D.L. Bliss State Park, on the lake’s southwest shoreline near Emerald Bay, will reopen on May 21, state park officials announced this week, with campground reservations available for booking six months out beginning Friday at ReserveCalifornia.com.
“We’re thrilled to welcome visitors back,” said Rich Adams, acting superintendent of state parks’ Sierra District. “Thank you to the public for your patience.”
The 2,100-acre park, which has 4 miles of scenic beaches, towering pine forests, trails, huge smooth boulders and 168 campsites, is named for Duane Leroy Bliss, a timber, mining and railroad magnate who arrived in San Francisco at age 17 from Massachusetts seeking opportunity during the Gold Rush. After he amassed a fortune, following his death in 1907, his family donated 744 acres to the state in 1929 to establish the lakefront park.
The park has been closed since June 2023. Water mains, water tanks and a fire hydrant system, much of which was installed by President Franklin Roosevelt’s Civilian Conservation Corps in the 1930s, was failing and needed to be replaced.
“With the old pipes there were so many leaks,” said Michael Myers, executive director of the Sierra State Parks Foundation, a non-profit group that helps support parks in the Lake Tahoe area. “Things had corroded and broken over time. State parks has to maintain the water supply, not only for drinking but for fire suppression. There were too many leaks, too many issues. Eventually you have to bite the bullet and stop putting Band Aids on the problem and fix it.”
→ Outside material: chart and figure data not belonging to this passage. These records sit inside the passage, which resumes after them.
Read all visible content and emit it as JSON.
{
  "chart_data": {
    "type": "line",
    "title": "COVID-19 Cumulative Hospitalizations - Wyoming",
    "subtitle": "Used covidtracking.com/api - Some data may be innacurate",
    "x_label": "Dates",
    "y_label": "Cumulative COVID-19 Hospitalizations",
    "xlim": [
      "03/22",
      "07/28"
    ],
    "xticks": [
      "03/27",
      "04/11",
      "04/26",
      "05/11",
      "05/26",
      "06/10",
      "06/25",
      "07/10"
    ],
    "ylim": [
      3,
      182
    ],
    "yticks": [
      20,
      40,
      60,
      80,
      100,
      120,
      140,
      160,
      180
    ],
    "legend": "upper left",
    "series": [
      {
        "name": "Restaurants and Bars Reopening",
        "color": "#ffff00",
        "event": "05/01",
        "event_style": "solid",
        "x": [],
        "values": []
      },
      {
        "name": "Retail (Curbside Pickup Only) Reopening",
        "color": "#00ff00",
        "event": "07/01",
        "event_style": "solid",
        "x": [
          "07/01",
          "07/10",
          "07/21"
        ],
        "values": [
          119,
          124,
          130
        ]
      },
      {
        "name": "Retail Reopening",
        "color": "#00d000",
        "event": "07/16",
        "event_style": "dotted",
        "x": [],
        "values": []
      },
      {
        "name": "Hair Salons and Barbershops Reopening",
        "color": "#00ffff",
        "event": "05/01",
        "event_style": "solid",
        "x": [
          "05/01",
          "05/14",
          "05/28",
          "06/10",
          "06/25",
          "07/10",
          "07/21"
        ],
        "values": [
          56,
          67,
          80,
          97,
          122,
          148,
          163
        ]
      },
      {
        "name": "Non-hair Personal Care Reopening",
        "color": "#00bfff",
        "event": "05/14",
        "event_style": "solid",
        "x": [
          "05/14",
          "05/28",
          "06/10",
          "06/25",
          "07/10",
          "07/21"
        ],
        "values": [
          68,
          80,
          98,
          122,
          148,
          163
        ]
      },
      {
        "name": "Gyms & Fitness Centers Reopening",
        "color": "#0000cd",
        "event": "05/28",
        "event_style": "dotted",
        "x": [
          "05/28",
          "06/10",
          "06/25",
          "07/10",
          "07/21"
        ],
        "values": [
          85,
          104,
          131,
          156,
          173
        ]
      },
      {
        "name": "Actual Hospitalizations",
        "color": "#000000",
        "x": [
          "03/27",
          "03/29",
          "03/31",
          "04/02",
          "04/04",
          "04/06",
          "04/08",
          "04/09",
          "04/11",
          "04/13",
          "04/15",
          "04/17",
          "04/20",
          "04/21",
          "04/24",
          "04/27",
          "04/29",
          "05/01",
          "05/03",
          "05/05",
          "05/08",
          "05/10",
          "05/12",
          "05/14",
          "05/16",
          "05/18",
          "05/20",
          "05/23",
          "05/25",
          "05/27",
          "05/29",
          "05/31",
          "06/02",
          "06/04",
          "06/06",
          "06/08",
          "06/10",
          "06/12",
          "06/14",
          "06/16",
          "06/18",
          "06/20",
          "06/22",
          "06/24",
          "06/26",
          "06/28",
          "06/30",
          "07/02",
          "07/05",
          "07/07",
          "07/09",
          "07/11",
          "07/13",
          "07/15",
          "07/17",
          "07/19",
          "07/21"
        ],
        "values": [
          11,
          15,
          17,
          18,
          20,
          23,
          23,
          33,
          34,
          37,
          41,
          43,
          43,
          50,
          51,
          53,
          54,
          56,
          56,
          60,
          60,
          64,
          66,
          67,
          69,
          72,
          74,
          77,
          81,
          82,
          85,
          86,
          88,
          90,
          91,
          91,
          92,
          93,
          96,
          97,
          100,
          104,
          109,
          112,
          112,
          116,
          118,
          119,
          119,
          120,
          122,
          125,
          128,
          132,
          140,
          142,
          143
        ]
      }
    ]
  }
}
The job ran into some setbacks, however.
It was originally planned to cost $2.8 million and take one summer to complete. But the Southern California contractor who was awarded the low bid encountered difficulties installing 3 miles of water lines. Workers dug a six-foot deep trench across the park, but ran behind schedule, encountering strict rules from the Tahoe Regional Planning Agency that prohibit grading or digging after Oct. 15 each year to prevent winter rains from washing silt and dirt into the lake and threatening its famed bright blue clarity.
State water officials flagged the project for violations.
State parks officials terminated the contract, and awarded it to another company, Herback General Engineering, from Minden, Nevada, the next year. That contractor encountered weather delays and solid granite in some places where new pipes had to be installed underground.
The job extended into a third summer, and the price grew to $5.5 million. The costs were covered by state parks funds and the Lake Tahoe Restoration Act, a federal law first passed in 2000 by former Sen. Dianne Feinstein, D-Calif., to fund environmental restoration projects around Lake Tahoe.
The project involves nearly three miles of new water mains, two new 25,000-gallon holding tanks, and 25 new fire hydrants.
Over the past three summers, the restrooms, campground, visitor center, main gates and other facilities have been closed. People could still access the park by hiking along the Rubicon Trail from Emerald Bay State Park to the south, or reach a beach if they sailed there in a boat.
Now that the work is finished, Adams said Wednesday, visitors can park near the visitor center and hike through the park. The facilities will reopen May 21 after the winter season, even as the park’s 100th anniversary approaches in 2029.
“D.L. Bliss is its own destination,” Adams said. “You can go to the beach. You can go hiking. It’s so wonderful. It’s an iconic park.”
Myers agreed, calling it one of the most classic and renowned parks around the lake.
“It’s serene and peaceful,” he said. “I have had people asking me all the time ‘Do you know when D.L. Bliss is reopening?’ We are very excited. It is one of the gems of Lake Tahoe and California state parks.”